Formulation and Development of a Water-in-Oil Emulsion-Based Luliconazole Cream: In Vitro Characterization and Analytical Method Validation by RP-HPLC

Vijay Kumar Panthi; Utsav Nepal

doi:10.1155/2022/7273840

Formulation and Development of a Water-in-Oil Emulsion-Based Luliconazole Cream: In Vitro Characterization and Analytical Method Validation by RP-HPLC

Int J Anal Chem. 2022 Sep 23:2022:7273840. doi: 10.1155/2022/7273840. eCollection 2022.

Authors

Vijay Kumar Panthi^{1

2

3

4}, Utsav Nepal^{5

6}

Affiliations

¹ Department of Pharmacy, Tribhuvan University, Sunsari Technical College, Sunsari, Nepal.
² Research & Development Department, Royal Sasa Nepal Pharmaceuticals, Chitwan, Nepal.
³ Research & Development Department, Asian Pharmaceuticals, Rupandehi, Nepal.
⁴ Research & Development Department, Corel Pharmaceuticals, Rupandehi, Nepal.
⁵ Department of Pharmacy, Kathmandu University, School of Science, Dhulikhel, Nepal.
⁶ Quality Control Department, Royal Sasa Nepal Pharmaceuticals, Chitwan, Nepal.

Abstract

Luliconazole (LCZ) is a new antifungal agent containing imidazole moiety which revealed broad-spectrum antifungal activity. The aim of this research was to prepare water-in-oil (w/o) emulsion-based cream formulation of LCZ in addition to the development and validation of an analytical method by reverse-phase high-performance liquid chromatography (RP-HPLC).
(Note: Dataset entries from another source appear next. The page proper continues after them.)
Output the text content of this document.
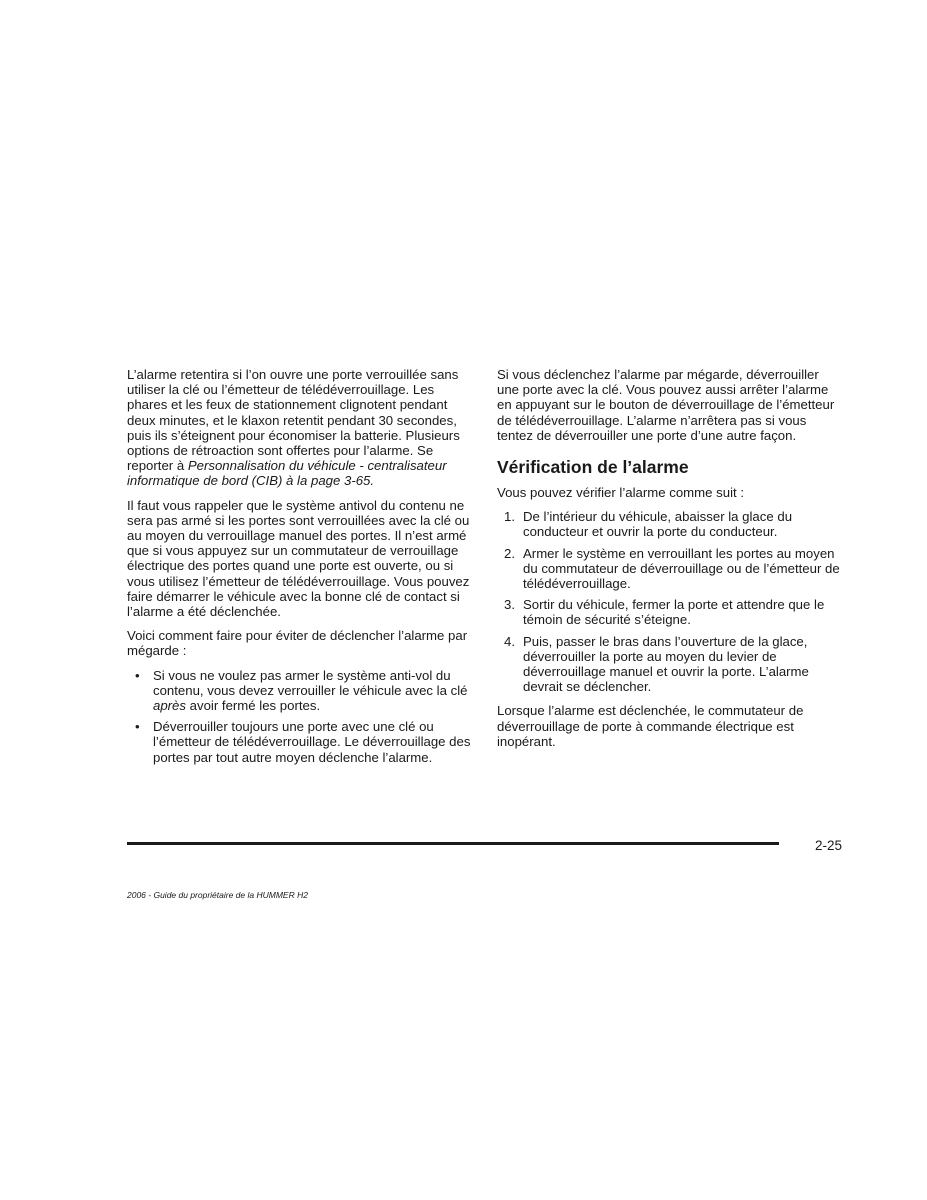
L’alarme retentira si l’on ouvre une porte verrouillée sans utiliser la clé ou l’émetteur de télédéverrouillage. Les phares et les feux de stationnement clignotent pendant deux minutes, et le klaxon retentit pendant 30 secondes, puis ils s’éteignent pour économiser la batterie. Plusieurs options de rétroaction sont offertes pour l’alarme. Se reporter à Personnalisation du véhicule - centralisateur informatique de bord (CIB) à la page 3-65.

Il faut vous rappeler que le système antivol du contenu ne sera pas armé si les portes sont verrouillées avec la clé ou au moyen du verrouillage manuel des portes. Il n’est armé que si vous appuyez sur un commutateur de verrouillage électrique des portes quand une porte est ouverte, ou si vous utilisez l’émetteur de télédéverrouillage. Vous pouvez faire démarrer le véhicule avec la bonne clé de contact si l’alarme a été déclenchée.

Voici comment faire pour éviter de déclencher l’alarme par mégarde :

• Si vous ne voulez pas armer le système anti-vol du contenu, vous devez verrouiller le véhicule avec la clé après avoir fermé les portes.
• Déverrouiller toujours une porte avec une clé ou l’émetteur de télédéverrouillage. Le déverrouillage des portes par tout autre moyen déclenche l’alarme.

Si vous déclenchez l’alarme par mégarde, déverrouiller une porte avec la clé. Vous pouvez aussi arrêter l’alarme en appuyant sur le bouton de déverrouillage de l’émetteur de télédéverrouillage. L’alarme n’arrêtera pas si vous tentez de déverrouiller une porte d’une autre façon.

Vérification de l’alarme

Vous pouvez vérifier l’alarme comme suit :

1. De l’intérieur du véhicule, abaisser la glace du conducteur et ouvrir la porte du conducteur.
2. Armer le système en verrouillant les portes au moyen du commutateur de déverrouillage ou de l’émetteur de télédéverrouillage.
3. Sortir du véhicule, fermer la porte et attendre que le témoin de sécurité s’éteigne.
4. Puis, passer le bras dans l’ouverture de la glace, déverrouiller la porte au moyen du levier de déverrouillage manuel et ouvrir la porte. L’alarme devrait se déclencher.

Lorsque l’alarme est déclenchée, le commutateur de déverrouillage de porte à commande électrique est inopérant.

2-25
2006 - Guide du propriétaire de la HUMMER H2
Cetostearyl alcohol (12.14%), light liquid paraffin (5.00%), white soft paraffin (2.75%), and Tween-80 (1.00%) appeared as the optimized concentration to give better consistency to the cream. Moreover, without adding pH adjusting agents the pH of the optimized formulation (F5) was obtained within the range of human skin pH throughout the stability period. The value of particle size, polydispersity index, and zeta potential was 187.90 ± 2.061 nm, 0.124 ± 0.026, and -10.553 ± 1.349 mV, respectively. In this study, an analytical C18 (4.6 mm × 25 cm), 5 μm column was used for chromatographic separation with a mixture of acetonitrile and water in the proportion of 50 : 50 v/v as the mobile phase at a flow rate of 1.0 mL/min. The calibration curve was obtained linear at 296 nm in the concentration range of 0.08-0.12 mg/mL. Furthermore, the limit of detection (LOD) and limit of quantification (LOQ) were 0.0013 and 0.0042 µg/mL, respectively. In addition, the observed results demonstrated that our developed method was linear (R2 = 0.999), precise (%RSD below than 2.0%), and accurate (mean recovery% = 100.18-100.91). The F5 showed no physical changes until 6th month analysis at room temperature and accelerated conditions. Similarly, the assay obtained 101.99% ± 0.27 and 99.89% ± 0.08 at room temperature and accelerated conditions, respectively. Additionally, all validated parameters were obtained within the acceptable limit as well. These findings conclude that both physically and chemically stable w/o cream formulation of LCZ can be formulated and assessed for their stability by applying the authenticated analytical procedure of RP-HPLC.